Algorithms and Data Structures of JDK 7
While checking periodically if there is one or another standard algorithm in JDK I’ve decided to make such index. It was also interesting why some famous data structures or algs are included in and others – not. A format of this survey is only about key properties and features of algorithms and data structures of JDK, all details and full description – you can easily find in javadoc or jdk sources. Let’s start from simple to complex!
Data Structures of JDK
There is a stack in jdk appeared there from origins – class Stack, but it’s not recommended to use it, it’s complex and strange: it inherits from Vector, so is based on Dynamic Array and synchronized. Why a simple stack needs all of that and why it’s not just an interface – is not clear (discussed many times: 1, 2), but it seems just an architecture mistake, the same as with Vector itself. Btw, JDK authors themselves suggest using Deque instead.

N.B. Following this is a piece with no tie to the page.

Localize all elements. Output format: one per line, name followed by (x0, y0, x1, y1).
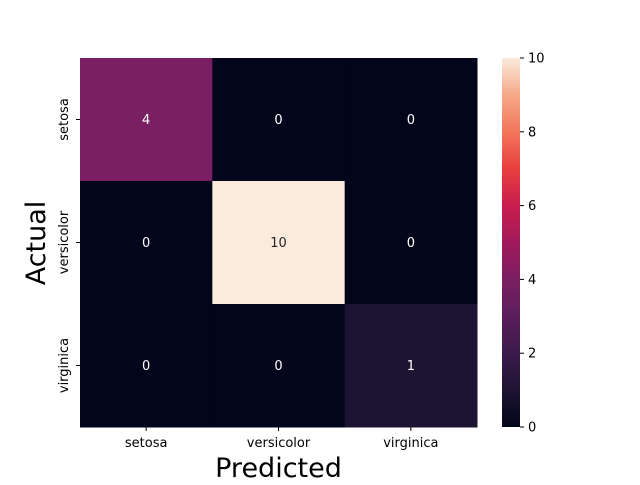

Deque – an interface (api) of double-ended queue (LIFO + FIFO in O (1)), which includes the stack operations (push, pop, isEmpty, size) and is available in the jdk not so far (1.6+). Of course it’d be more logical to put these stack operations in an interface Stack, and e.g. let Deque inherit it, but as Stack was already present, and backward compatibility is the “holy grail” of java – they had to sacrifice a normal design. Implementations of Deque are ArrayDeque and LinkedList, who are also implementors of an usual queue – so we’ll discuss this later.
Next, let’s look at queue data type. Everything here is good and well designed. Queue – interface (api) of FIFO queue, adding to the beginning and removal from the end are in constant time O(1).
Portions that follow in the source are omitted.